An engineer who decides to skip circuit breakers on a critical dependency to meet a deadline will recalibrate that trade-off differently after they've been paged at 3am because the dependency went down and the cascade took out the whole service. An engineer who knows they will be on rotation for a system is an engineer who designs with operational costs in mind.

This is not a novel observation. Teams that practice this consistently report quieter rotations over time, because the oncall feedback loop gets integrated into design decisions rather than separated from them. The distance between "who builds it" and "who operates it" is one of the most reliable predictors of operational quality, and closing that distance is an organizational choice.

The metric no one tracks

Most engineering organizations track mean time to resolution for incidents. Fewer track total interrupt load per engineer per week — the aggregate number of pages, acknowledgments, and context switches an oncall engineer absorbs, whether or not those interrupts result in formal incidents.
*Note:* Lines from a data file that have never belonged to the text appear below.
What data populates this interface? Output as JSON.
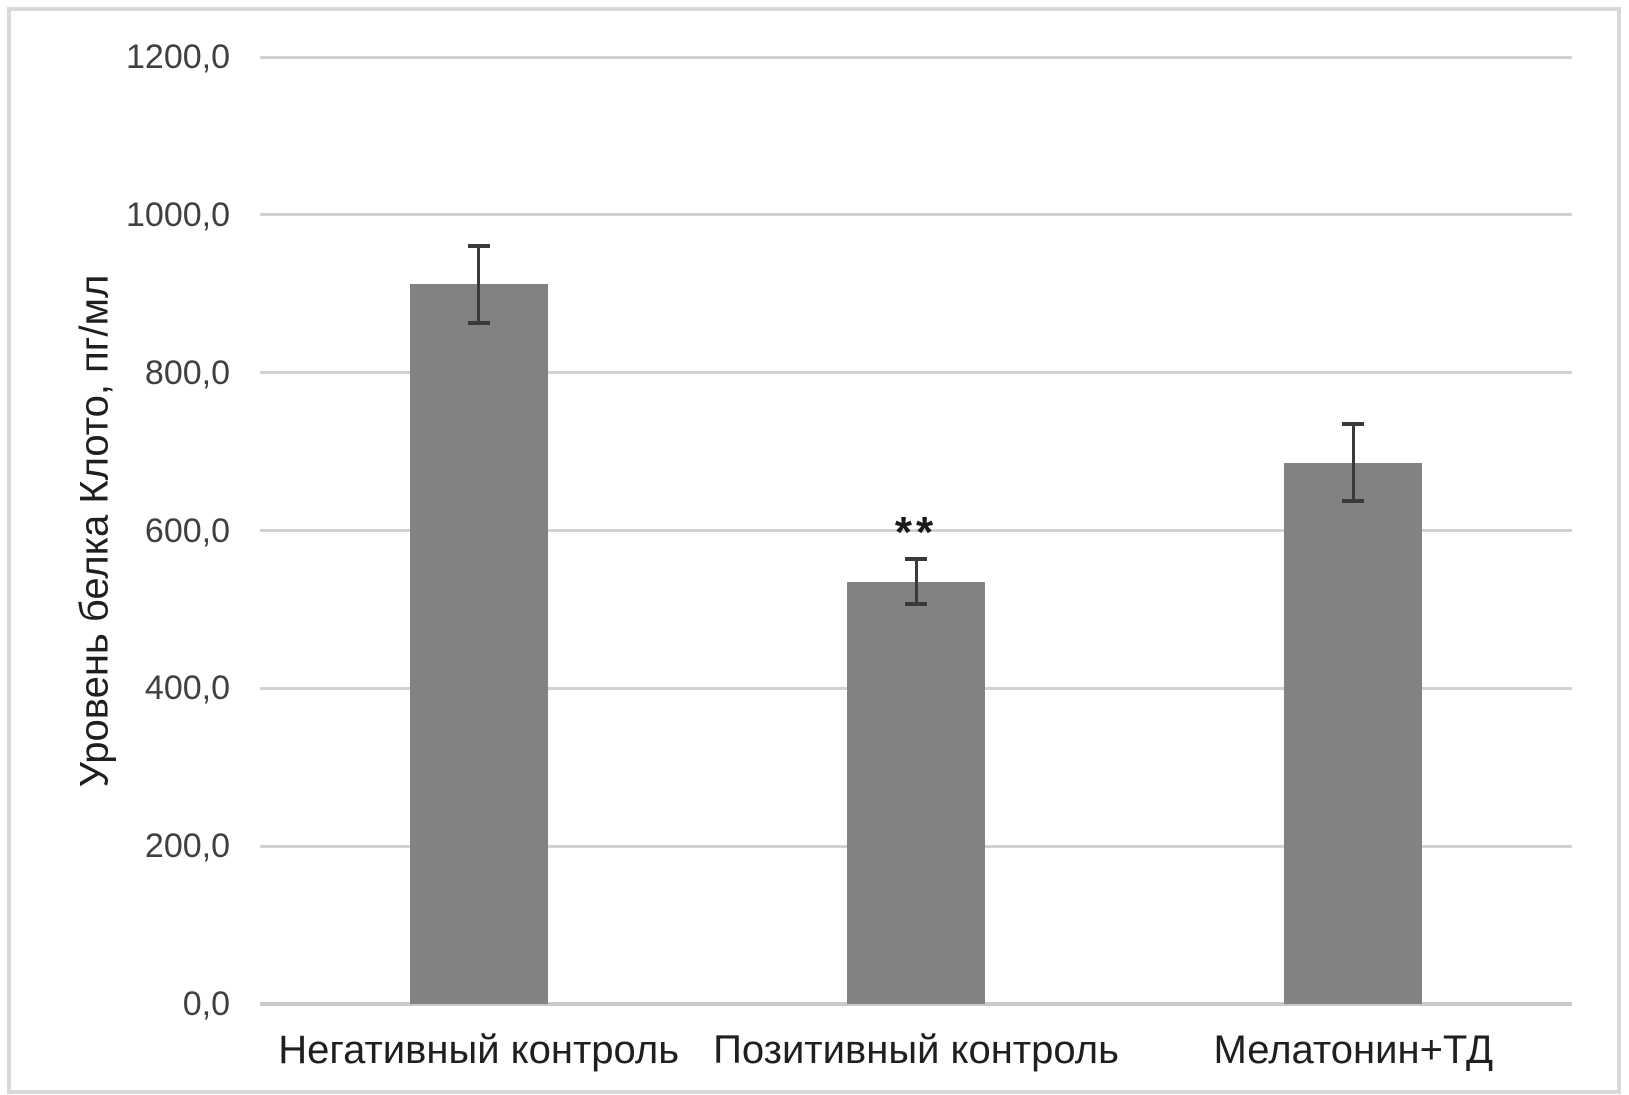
{
  "chart_data": {
    "type": "bar",
    "title": "",
    "xlabel": "",
    "ylabel": "Уровень белка Клото, пг/мл",
    "categories": [
      "Негативный контроль",
      "Позитивный контроль",
      "Мелатонин+ТД"
    ],
    "series": [
      {
        "name": "Уровень белка Клото, пг/мл",
        "values": [
          912,
          535,
          686
        ],
        "errors": [
          51,
          31,
          51
        ]
      }
    ],
    "annotations": [
      {
        "category_index": 1,
        "text": "**"
      }
    ],
    "ylim": [
      0,
      1200
    ],
    "ytick_step": 200,
    "ytick_labels": [
      "0,0",
      "200,0",
      "400,0",
      "600,0",
      "800,0",
      "1000,0",
      "1200,0"
    ],
    "grid": true,
    "legend_visible": false,
    "colors": {
      "bar_fill": "#828282",
      "error_bar": "#3a3a3a",
      "gridline": "#d2d2d2",
      "axis_line": "#c9c9c9",
      "tick_text": "#404040",
      "label_text": "#1f1f1f",
      "frame_border": "#d9d9d9"
    }
  }
}
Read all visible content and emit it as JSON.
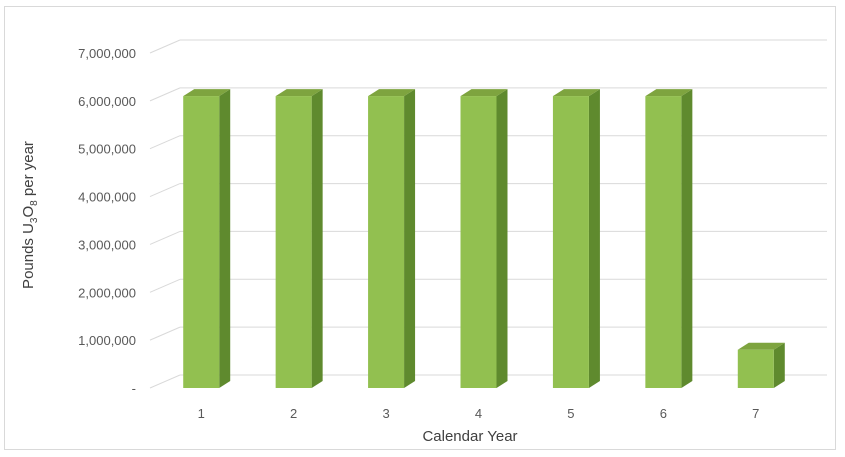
{
  "chart_data": {
    "type": "bar",
    "title": "",
    "xlabel": "Calendar Year",
    "ylabel": {
      "prefix": "Pounds U",
      "sub1": "3",
      "mid": "O",
      "sub2": "8",
      "suffix": " per year"
    },
    "categories": [
      "1",
      "2",
      "3",
      "4",
      "5",
      "6",
      "7"
    ],
    "values": [
      6100000,
      6100000,
      6100000,
      6100000,
      6100000,
      6100000,
      800000
    ],
    "ylim": [
      0,
      7000000
    ],
    "yticks": [
      0,
      1000000,
      2000000,
      3000000,
      4000000,
      5000000,
      6000000,
      7000000
    ],
    "ytick_labels": [
      "-",
      "1,000,000",
      "2,000,000",
      "3,000,000",
      "4,000,000",
      "5,000,000",
      "6,000,000",
      "7,000,000"
    ],
    "grid": true,
    "legend": "none",
    "style": "3d-column",
    "colors": {
      "front": "#92c050",
      "side": "#5f8a2e",
      "top": "#7ea43f",
      "grid": "#d9d9d9"
    }
  }
}
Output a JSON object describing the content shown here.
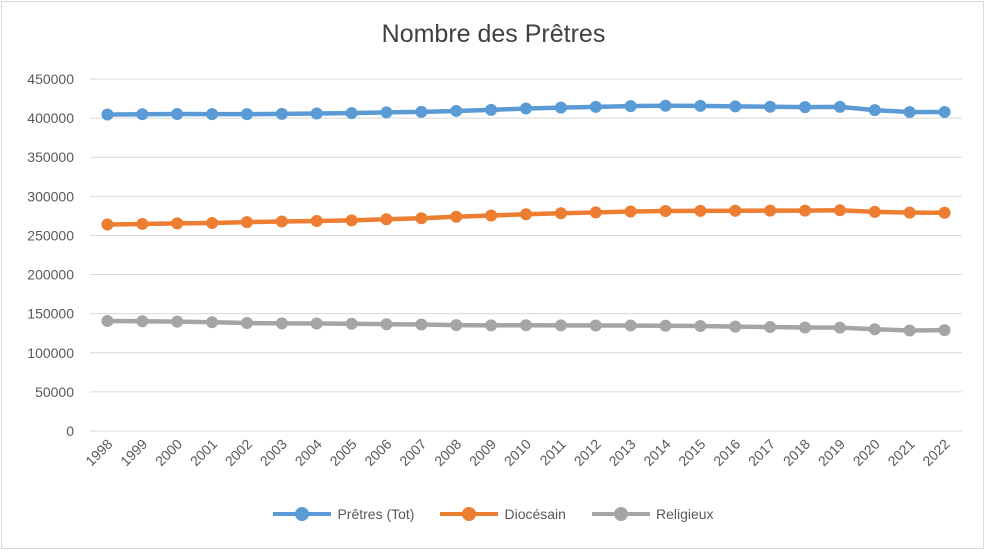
{
  "chart_data": {
    "type": "line",
    "title": "Nombre des Prêtres",
    "xlabel": "",
    "ylabel": "",
    "ylim": [
      0,
      450000
    ],
    "yticks": [
      "0",
      "50000",
      "100000",
      "150000",
      "200000",
      "250000",
      "300000",
      "350000",
      "400000",
      "450000"
    ],
    "grid": true,
    "legend_position": "bottom",
    "x": [
      "1998",
      "1999",
      "2000",
      "2001",
      "2002",
      "2003",
      "2004",
      "2005",
      "2006",
      "2007",
      "2008",
      "2009",
      "2010",
      "2011",
      "2012",
      "2013",
      "2014",
      "2015",
      "2016",
      "2017",
      "2018",
      "2019",
      "2020",
      "2021",
      "2022"
    ],
    "series": [
      {
        "name": "Prêtres (Tot)",
        "color": "#5b9bd5",
        "values": [
          404626,
          405009,
          405178,
          405067,
          405058,
          405450,
          405891,
          406411,
          407262,
          408024,
          409166,
          410593,
          412236,
          413418,
          414313,
          415348,
          415792,
          415656,
          414969,
          414582,
          414065,
          414336,
          410219,
          407730,
          407872
        ]
      },
      {
        "name": "Diocésain",
        "color": "#ed7d31",
        "values": [
          263926,
          264709,
          265378,
          265967,
          267058,
          267850,
          268491,
          269311,
          270762,
          271924,
          273866,
          275493,
          277036,
          278418,
          279413,
          280548,
          281192,
          281356,
          281569,
          281682,
          281765,
          282136,
          280119,
          279230,
          278972
        ]
      },
      {
        "name": "Religieux",
        "color": "#a5a5a5",
        "values": [
          140700,
          140300,
          139800,
          139100,
          138000,
          137600,
          137400,
          137100,
          136500,
          136100,
          135300,
          135100,
          135200,
          135000,
          134900,
          134800,
          134600,
          134300,
          133400,
          132900,
          132300,
          132200,
          130100,
          128500,
          128900
        ]
      }
    ]
  }
}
This matters because oncall burnout is not primarily about major incidents. It's about the cumulative load of low-stakes interrupts that consume attention, fragment deep work, and gradually make the rotation something people dread rather than own. Teams that only track incidents undercount the true load by a factor that varies by system but is often large.

Tracking interrupt load makes the design problem visible in a way that incident counts don't. A team that pages fifteen times a week for trivial issues that resolve in two minutes each is spending almost three hours of engineering attention on noise. That number, visible and tracked, creates pressure to design it away. Without the number, it's just "oncall is kind of annoying" — which is survivable in the short term and corrosive over a year.

Quiet oncall is an engineering achievement, not a lucky streak. It's the result of designing systems that fail cleanly, alert on what matters, and recover predictably. Building that takes longer than building systems that just work when nothing goes wrong. The cost of not building it shows up in your rotation schedule.